EDIT: Ok, all the edits made the layout of the question a bit confusing so I will try to rewrite the question (not changing the content, but improving its structure).
The issue in short
I have an openCL program that works fine, if I compile it as an executable. Now I try to make it callable from Python using boost.python
. However, as soon as I exit Python (after importing my module), python crashes.
The reason seems to have something to do with
statically storing only GPU CommandQueues and their release mechanism when the program terminates
MWE and setup
Setup
IDE used: Visual Studio 2015
OS used: Windows 7 64bit
Python version: 3.5
AMD OpenCL APP 3.0 headers
cl2.hpp
directly from Khronos as suggested here: empty openCL program throws deprecation warningAlso I have an Intel CPU with integrated graphics hardware and no other dedicated graphics card
I use version 1.60 of the boost library compiled as 64-bit versions
The boost dll I use is called:
boost_python-vc140-mt-1_60.dll
The openCL program without python works fine
The python module without openCL works fine
MWE
#include <vector>
#define CL_HPP_ENABLE_EXCEPTIONS
#define CL_HPP_TARGET_OPENCL_VERSION 200
#define CL_HPP_MINIMUM_OPENCL_VERSION 200 // I have the same issue for 100 and 110
#include "cl2.hpp"
#include <boost/python.hpp>
using namespace std;
class TestClass
{
private:
std::vector<cl::CommandQueue> queues;
TestClass();
public:
static const TestClass& getInstance()
{
static TestClass instance;
return instance;
}
};
TestClass::TestClass()
{
std::vector<cl::Device> devices;
vector<cl::Platform> platforms;
cl::Platform::get(&platforms);
//remove non 2.0 platforms (as suggested by doqtor)
platforms.erase(
std::remove_if(platforms.begin(), platforms.end(),
[](const cl::Platform& platform)
{
int v = cl::detail::getPlatformVersion(platform());
short version_major = v >> 16;
return !(version_major >= 2);
}),
platforms.end());
//Get all available GPUs
for (const cl::Platform& pl : platforms)
{
vector<cl::Device> plDevices;
try {
pl.getDevices(CL_DEVICE_TYPE_GPU, &plDevices);
}
catch (cl::Error&)
{
// Doesn't matter.
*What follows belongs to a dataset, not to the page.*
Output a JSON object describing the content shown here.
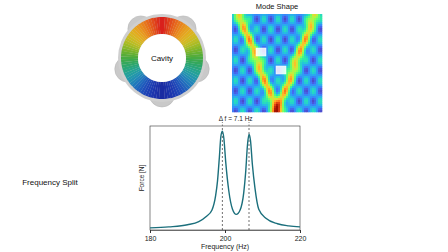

No GPU is available on the current machine for
// this platform. Just check afterwards, that you have at least one
// device
continue;
}
devices.insert(end(devices), begin(plDevices), end(plDevices));
}
cl::Context context(devices[0]);
cl::CommandQueue queue(context, devices[0]);
queues.push_back(queue);
}
int main()
{
TestClass::getInstance();
return 0;
}
BOOST_PYTHON_MODULE(FrameWork)
{
TestClass::getInstance();
}
Calling program
So after compiling the program as a dll
I start python and run the following program
import FrameWork
exit()
While the import works without issues, python crashes on exit()
. So I click on debug and Visual Studio tells me there was an exception in the following code section (in cl2.hpp
):
template <>
struct ReferenceHandler<cl_command_queue>
{
static cl_int retain(cl_command_queue queue)
{ return ::clRetainCommandQueue(queue); }
static cl_int release(cl_command_queue queue) // -- HERE --
{ return ::clReleaseCommandQueue(queue); }
};
If you compile the above code instead as a simple executable, it works without issues. Also the code works if one of the following is true:
CL_DEVICE_TYPE_GPU
is replaced byCL_DEVICE_TYPE_ALL
the line
queues.push_back(queue)
is removed
Question
So what could be the reason for this and what are possible solutions? I suspect it has something to do with the fact that my testclass is static, but since it works with the executable I am at a loss what is causing it.